Let us all humble ourselves. We don't have to make stuff up to honor our ancestors' memories, or to enjoy studying the past (though of course, we do — I don't know why Lost Cause mythology troubles me more than tried and true myths from the American Revolution, or other staples). Still, we don't need to pretend that Lincoln thought blacks were the equal of whites. He didn't. We don't have to pretend the war was one glorious effort at emancipation from start to finish. It wasn't. And likewise, there's no sense in pretending that the future of slavery wasn't the very crux of the sectional conflict — the issue that required difficult compromises between free soil and slave soil to forestall hostilities for decades, the issue, more than any other, that ultimately precipitated secession, and war. Because it was. That's what the historical record tells us. It's what the architects of secession themselves tell us.


If it were only Mr. Turberville and his weekend warriors validating each other's beliefs around a friendly campfire, where's the harm? Or testing their positions against the beliefs of other adults in various forums — who could complain? But going into elementary schools and dressing up fraudulent declarations as the considered conclusions of honest research, that's something else. I'm guessing that when the gentleman in question talks to school groups, and tells them about the mythological integrated armies of the South, he stops short of telling them that as late as 1864 — 1864! — General Patrick Cleburne was nearly run out of the Confederacy on a rail for daring to suggest the South begin enlisting slaves into the army in return for emancipation. I'm confident that Mr. Turberville neglects to tell the children that when the Confederacy had its back to the wall before the spring campaigns of '64, the CS leadership would not consider for a moment giving up slavery to gain the one ingredient it most needed to ensure independence: manpower. Without slavery, what was the point of independence?

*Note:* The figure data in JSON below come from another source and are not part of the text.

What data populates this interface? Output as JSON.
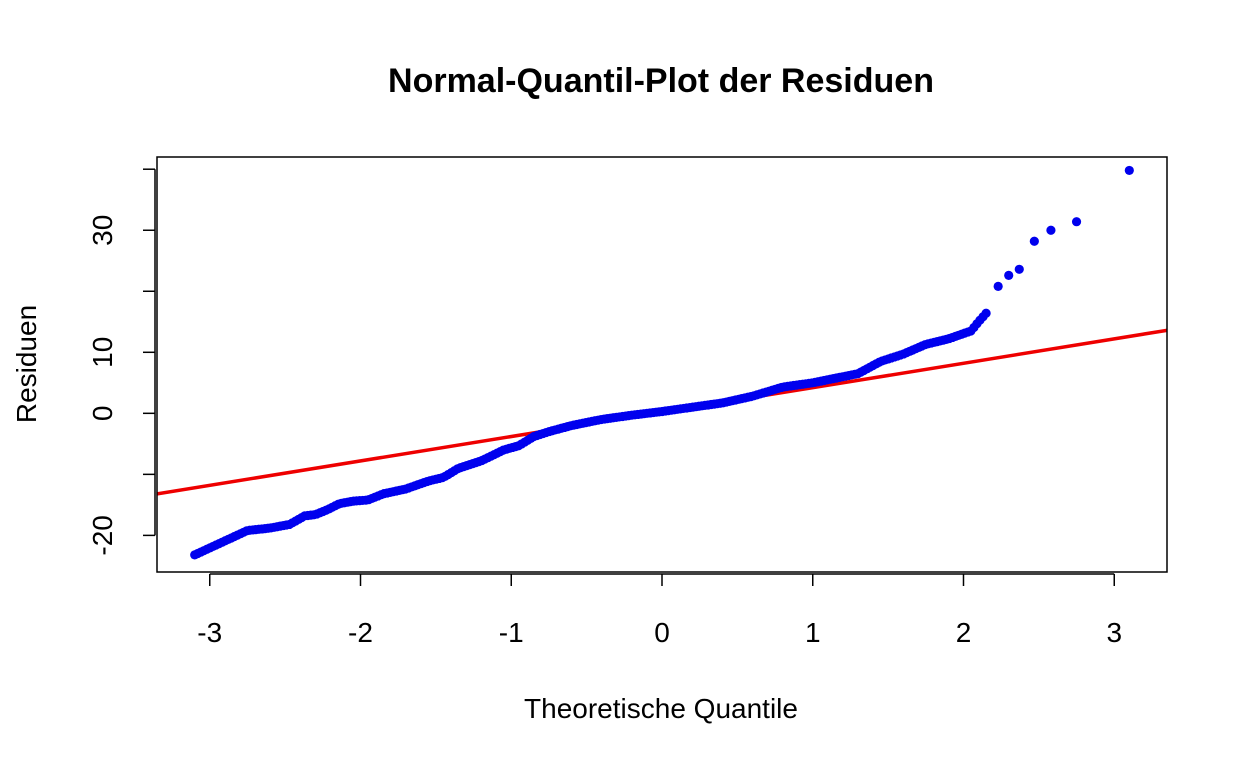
{
  "chart_data": {
    "type": "scatter",
    "title": "Normal-Quantil-Plot der Residuen",
    "xlabel": "Theoretische Quantile",
    "ylabel": "Residuen",
    "xlim": [
      -3.35,
      3.35
    ],
    "ylim": [
      -26,
      42
    ],
    "xticks": [
      -3,
      -2,
      -1,
      0,
      1,
      2,
      3
    ],
    "xtick_labels": [
      "-3",
      "-2",
      "-1",
      "0",
      "1",
      "2",
      "3"
    ],
    "yticks": [
      -20,
      -10,
      0,
      10,
      20,
      30,
      40
    ],
    "ytick_labels": [
      "-20",
      "",
      "0",
      "10",
      "",
      "30",
      ""
    ],
    "grid": false,
    "legend": "none",
    "colors": {
      "points": "#0000ee",
      "reference_line": "#ee0000"
    },
    "reference_line": {
      "slope": 4.0,
      "intercept": 0.2
    },
    "series": [
      {
        "kind": "points",
        "anchors": [
          [
            -3.1,
            -23.2
          ],
          [
            -2.75,
            -19.2
          ],
          [
            -2.6,
            -18.8
          ],
          [
            -2.47,
            -18.2
          ],
          [
            -2.37,
            -16.8
          ],
          [
            -2.3,
            -16.6
          ],
          [
            -2.22,
            -15.8
          ],
          [
            -2.14,
            -14.8
          ],
          [
            -2.05,
            -14.4
          ],
          [
            -1.95,
            -14.2
          ],
          [
            -1.85,
            -13.2
          ],
          [
            -1.7,
            -12.4
          ],
          [
            -1.55,
            -11.1
          ],
          [
            -1.45,
            -10.5
          ],
          [
            -1.35,
            -9.0
          ],
          [
            -1.2,
            -7.8
          ],
          [
            -1.05,
            -6.0
          ],
          [
            -0.95,
            -5.3
          ],
          [
            -0.85,
            -3.8
          ],
          [
            -0.75,
            -3.0
          ],
          [
            -0.6,
            -2.0
          ],
          [
            -0.4,
            -1.0
          ],
          [
            -0.2,
            -0.3
          ],
          [
            0.0,
            0.3
          ],
          [
            0.2,
            1.0
          ],
          [
            0.4,
            1.7
          ],
          [
            0.6,
            2.8
          ],
          [
            0.8,
            4.3
          ],
          [
            1.0,
            5.0
          ],
          [
            1.2,
            6.0
          ],
          [
            1.3,
            6.5
          ],
          [
            1.45,
            8.5
          ],
          [
            1.6,
            9.7
          ],
          [
            1.75,
            11.3
          ],
          [
            1.9,
            12.2
          ],
          [
            2.05,
            13.5
          ],
          [
            2.1,
            15.0
          ],
          [
            2.15,
            16.4
          ]
        ],
        "count": 260,
        "extremes": [
          [
            2.23,
            20.8
          ],
          [
            2.3,
            22.6
          ],
          [
            2.37,
            23.6
          ],
          [
            2.47,
            28.2
          ],
          [
            2.58,
            30.0
          ],
          [
            2.75,
            31.4
          ],
          [
            3.1,
            39.8
          ]
        ]
      }
    ]
  }
}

You can be assured that, standing before impressionable school children — where his uniform imbues him, in the eyes of the kids, with the authority of someone who knows what he's talking about — Turberville stops short of quoting Confederate Congressman Robert Toombs, who denounced efforts to create slave regiments even with the CSA in its death throes, worrying that if blacks could be soldiers "our whole theory of slavery is wrong."

Again, if it were just Turberville, his buddies and their families, regaling each other with tales of black Confederates, I'd say, "knock yourselves out." But unfortunately, thanks to his casually inane myth-making in classrooms of young children, there will always be new standard bearers to step up and take his place whenever the Lost Cause flame starts to flicker.